ONLY A WEEK LATER and the children looked at Elizabeth as if she were a freak. Jesse kept reaching over and touching her hair, then quickly pulling his hand away. Rebekah sat far from her, as if the cancer were contagious. No one said the words cancer or dying out loud. No one said much of anything at all.
Elizabeth lay beside Howard in bed. She felt that her life was all behind her now. Nothing was definite or permanent anymore. There may or may not be a remission. In another year she might still be lying in this bed.

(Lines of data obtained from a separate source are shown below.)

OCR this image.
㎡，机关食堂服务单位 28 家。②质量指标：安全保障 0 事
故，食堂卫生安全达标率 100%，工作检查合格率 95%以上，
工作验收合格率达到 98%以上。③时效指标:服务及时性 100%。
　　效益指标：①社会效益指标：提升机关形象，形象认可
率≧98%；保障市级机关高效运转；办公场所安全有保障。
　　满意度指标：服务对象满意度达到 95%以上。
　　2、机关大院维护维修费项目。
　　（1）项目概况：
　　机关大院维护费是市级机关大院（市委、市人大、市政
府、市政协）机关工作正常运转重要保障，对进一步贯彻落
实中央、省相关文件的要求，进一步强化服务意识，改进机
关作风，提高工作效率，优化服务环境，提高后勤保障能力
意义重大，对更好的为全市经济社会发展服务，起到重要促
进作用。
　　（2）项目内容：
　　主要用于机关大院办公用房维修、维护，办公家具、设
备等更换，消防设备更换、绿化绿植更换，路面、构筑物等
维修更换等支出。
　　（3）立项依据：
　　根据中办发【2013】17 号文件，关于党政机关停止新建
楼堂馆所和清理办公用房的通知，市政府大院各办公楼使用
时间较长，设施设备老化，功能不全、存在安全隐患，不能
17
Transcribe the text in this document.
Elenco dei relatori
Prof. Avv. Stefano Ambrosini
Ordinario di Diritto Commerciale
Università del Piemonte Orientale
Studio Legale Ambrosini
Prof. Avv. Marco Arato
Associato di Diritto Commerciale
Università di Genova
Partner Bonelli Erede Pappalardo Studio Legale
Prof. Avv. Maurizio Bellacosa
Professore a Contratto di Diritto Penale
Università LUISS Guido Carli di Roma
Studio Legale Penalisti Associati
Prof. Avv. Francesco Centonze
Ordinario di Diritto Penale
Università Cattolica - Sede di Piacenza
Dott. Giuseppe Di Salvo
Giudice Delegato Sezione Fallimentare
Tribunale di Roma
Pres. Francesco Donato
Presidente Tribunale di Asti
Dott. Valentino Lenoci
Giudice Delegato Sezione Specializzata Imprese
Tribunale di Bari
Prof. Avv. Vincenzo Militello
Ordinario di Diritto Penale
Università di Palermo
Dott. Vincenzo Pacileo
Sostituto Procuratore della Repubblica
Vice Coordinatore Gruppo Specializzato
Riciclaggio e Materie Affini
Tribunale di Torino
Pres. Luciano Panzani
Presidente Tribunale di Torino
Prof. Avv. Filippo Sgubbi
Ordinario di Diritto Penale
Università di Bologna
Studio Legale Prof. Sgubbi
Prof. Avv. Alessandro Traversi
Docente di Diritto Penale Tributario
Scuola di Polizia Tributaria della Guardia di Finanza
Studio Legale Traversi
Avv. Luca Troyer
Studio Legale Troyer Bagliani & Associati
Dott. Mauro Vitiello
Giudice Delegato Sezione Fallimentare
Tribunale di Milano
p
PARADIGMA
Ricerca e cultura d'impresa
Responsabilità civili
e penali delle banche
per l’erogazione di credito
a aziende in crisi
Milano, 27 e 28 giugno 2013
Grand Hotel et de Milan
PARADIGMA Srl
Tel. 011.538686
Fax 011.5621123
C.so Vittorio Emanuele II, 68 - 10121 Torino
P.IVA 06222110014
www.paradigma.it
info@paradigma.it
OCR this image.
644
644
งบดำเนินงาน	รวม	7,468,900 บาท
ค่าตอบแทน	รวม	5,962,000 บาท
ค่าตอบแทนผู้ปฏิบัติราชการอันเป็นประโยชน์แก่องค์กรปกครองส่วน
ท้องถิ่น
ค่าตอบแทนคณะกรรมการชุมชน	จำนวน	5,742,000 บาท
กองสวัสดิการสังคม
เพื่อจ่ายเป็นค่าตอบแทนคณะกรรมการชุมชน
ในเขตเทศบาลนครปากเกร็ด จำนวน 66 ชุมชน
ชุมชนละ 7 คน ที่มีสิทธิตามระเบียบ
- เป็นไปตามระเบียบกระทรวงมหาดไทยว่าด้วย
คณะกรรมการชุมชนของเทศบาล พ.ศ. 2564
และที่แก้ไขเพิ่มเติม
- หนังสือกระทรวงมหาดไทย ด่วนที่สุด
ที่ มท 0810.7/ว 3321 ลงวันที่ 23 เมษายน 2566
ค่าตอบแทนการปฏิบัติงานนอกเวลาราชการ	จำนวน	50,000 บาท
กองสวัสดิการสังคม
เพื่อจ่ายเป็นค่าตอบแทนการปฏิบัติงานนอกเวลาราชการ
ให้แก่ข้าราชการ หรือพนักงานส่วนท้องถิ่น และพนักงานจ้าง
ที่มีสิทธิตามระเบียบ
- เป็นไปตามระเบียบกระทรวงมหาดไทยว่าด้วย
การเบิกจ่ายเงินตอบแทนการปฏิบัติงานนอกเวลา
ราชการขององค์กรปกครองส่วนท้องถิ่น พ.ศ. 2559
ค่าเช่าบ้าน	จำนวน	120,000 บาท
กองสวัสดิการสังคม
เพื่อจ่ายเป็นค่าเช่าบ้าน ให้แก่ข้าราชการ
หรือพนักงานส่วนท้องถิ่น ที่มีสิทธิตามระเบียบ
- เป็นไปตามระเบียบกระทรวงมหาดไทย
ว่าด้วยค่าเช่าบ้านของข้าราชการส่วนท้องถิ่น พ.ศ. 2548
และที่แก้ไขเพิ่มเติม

Maybe she would be here in another two years. Or more. Or less. All the years leading up to this moment seemed like nothing. Growing up, meeting Howard, their life in New York, living on the farm, starting the pottery business, all of it added up to this moment, this time of lying here and trying not to die.
Claudia, 1985•
CLAUDIA WAS UNDER A TREE at the bottom of the hill near the pond where Simon had drowned. Sometimes, if she lay real still—as she was now—she could actually hear the sounds of children laughing and splashing in the water. She could hear the boys, her sons, as they chased and teased Rebekah. Claudia could make herself believe that the sounds were real. She could picture herself in the kitchen of the farmhouse with Elizabeth. The two families still lived together in her daydreams. It is 1974, she imagines. Early summer. And she and Elizabeth are making a pesto sauce. As Claudia chops the dark green basil leaves, their rich smell is released and she inhales deeply. It is so good to be alive, she says.
Claudia liked to imagine she and Simon are having a picnic. The two of them used to sneak away together and go to the pond with a bag full of their favorite treats, things none of the others liked or food that didn’t really go together—sweet gherkins, fig newtons, bananas, applesauce.